Carlo, Carlino per gli amici, aveva cominciato a lavorare da molto giovane. Frequentava i salesiani, sia l’oratorio che il gruppo di Presenza operaia, la Misericordia, poi la Pieve e, soprattutto, Cavallico dove ha profuso una grande mole di lavoro. Nel mezzo il matrimonio con Maria che – per così dire – è stato un ulteriore impulso alla generosità. Non ricordo un’occasione nella quale Carlo e Maria abbiano risposto negativamente ad una richiesta di aiuto!

Gli ambienti che frequentava li considerava suoi, non nel senso del possesso, ma come un’estensione del suo affetto e delle sue cure.
Le riunioni, soprattutto il loro stanco ripetersi, non era il suo forte. Lui aveva la sua fede e la sua disponibilità.
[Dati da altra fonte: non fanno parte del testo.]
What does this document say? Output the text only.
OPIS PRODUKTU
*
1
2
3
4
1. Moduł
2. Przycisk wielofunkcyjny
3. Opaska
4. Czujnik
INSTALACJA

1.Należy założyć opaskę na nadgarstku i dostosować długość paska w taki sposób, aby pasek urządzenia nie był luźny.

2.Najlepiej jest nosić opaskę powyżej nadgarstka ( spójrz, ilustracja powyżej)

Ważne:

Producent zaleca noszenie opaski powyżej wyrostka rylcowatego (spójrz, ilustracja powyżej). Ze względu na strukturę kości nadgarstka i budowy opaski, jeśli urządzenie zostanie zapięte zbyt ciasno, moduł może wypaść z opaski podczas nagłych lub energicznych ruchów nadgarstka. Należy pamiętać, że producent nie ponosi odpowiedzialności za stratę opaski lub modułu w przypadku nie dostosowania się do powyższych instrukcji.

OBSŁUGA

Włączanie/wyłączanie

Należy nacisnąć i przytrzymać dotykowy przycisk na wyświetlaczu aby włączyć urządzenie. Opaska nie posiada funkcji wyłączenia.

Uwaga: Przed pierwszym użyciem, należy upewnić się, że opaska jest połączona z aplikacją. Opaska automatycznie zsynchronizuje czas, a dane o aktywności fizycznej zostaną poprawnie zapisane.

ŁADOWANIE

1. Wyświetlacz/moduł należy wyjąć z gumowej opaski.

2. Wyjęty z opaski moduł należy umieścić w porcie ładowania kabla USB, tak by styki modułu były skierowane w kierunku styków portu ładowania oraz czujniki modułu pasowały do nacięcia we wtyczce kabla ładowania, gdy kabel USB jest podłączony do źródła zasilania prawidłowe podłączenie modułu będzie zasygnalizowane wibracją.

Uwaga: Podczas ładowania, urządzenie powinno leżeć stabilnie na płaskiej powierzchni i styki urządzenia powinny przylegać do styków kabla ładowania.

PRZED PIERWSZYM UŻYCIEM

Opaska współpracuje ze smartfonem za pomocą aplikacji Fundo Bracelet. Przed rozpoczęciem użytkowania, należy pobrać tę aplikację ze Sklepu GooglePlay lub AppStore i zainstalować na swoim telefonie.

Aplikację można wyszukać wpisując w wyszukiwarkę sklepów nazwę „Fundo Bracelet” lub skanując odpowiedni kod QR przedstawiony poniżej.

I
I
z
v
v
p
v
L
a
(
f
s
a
Questa era tutta la sua teologia che, a me pare, oggi avrebbe bisogno di essere parecchio valorizzata.
Quando ho saputo della sua morte mi sono venute a mente alcune parole di Rosario Livatino, il “giudice ragazzino” assassinato dalla mafia: “Quando moriremo nessuno ci verrà a chiedere quanto siamo stati credenti, ma credibili”.
Grazie Carlo per avermelo sussurrato per tutto il corso della tua esistenza.